No Brasil, muito da agenda climática é dirigida, corretamente, à questão da Amazônia e do desmatamento que ela sofre. Na raiz do problema está a dificuldade em dar preço a muitas das coisas que a árvore em pé dá à sociedade, como diversidade biológica, chuvas nas áreas agrícolas e nas bacias hidrográficas. Essa dificuldade faz com que, na ponta, para muitos, a árvore no chão tenha mais valor. Na madeira que é vendida, no espaço que é ganho para pastagem de gado etc. 

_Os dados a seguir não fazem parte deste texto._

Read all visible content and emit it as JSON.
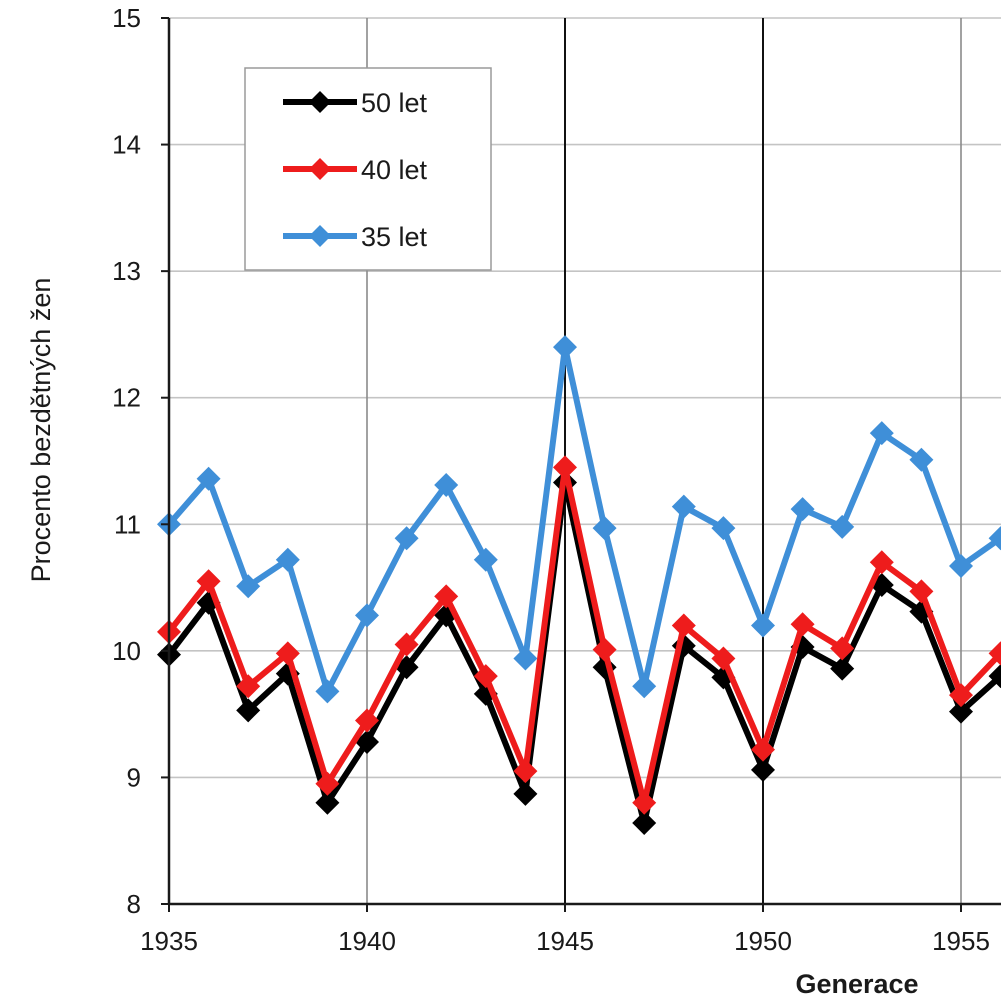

No setor imobiliário, que pode também dar uma grande contribuição às metas climáticas do Brasil, diferentemente da floresta, todos os elementos têm preço. Do cimento ao concreto, do aço ao vidro, da energia elétrica à manutenção. A agenda climática pode andar de braços dados com o benefício econômico. 

O papel do setor imobiliário nas mudanças climáticas vai ser um dos grandes temas da COP28 este ano, em Dubai. O país, que se assemelha a uma “bolha” de cimento no deserto, é um dos que mais constrói no mundo, mas onde este tema é mais debatido atualmente. No Brasil, a discussão está apenas começando. 

Diogo Castro e Silva é sócio da Finvest Climate. Antes, foi CEO Latam do Grupo Fosun, vice-presidente executivo no Banco Caixa Geral Brasil e diretor sênior de investimentos da IFC, do Banco Mundial, onde liderou investimentos em todo o Brasil, na África do Sul, Rússia, Balcãs e Turquia. É pós-graduado em Economia Financeira pela Universidade de Londres e licenciado em Economia pela Universidade Nova de Lisboa.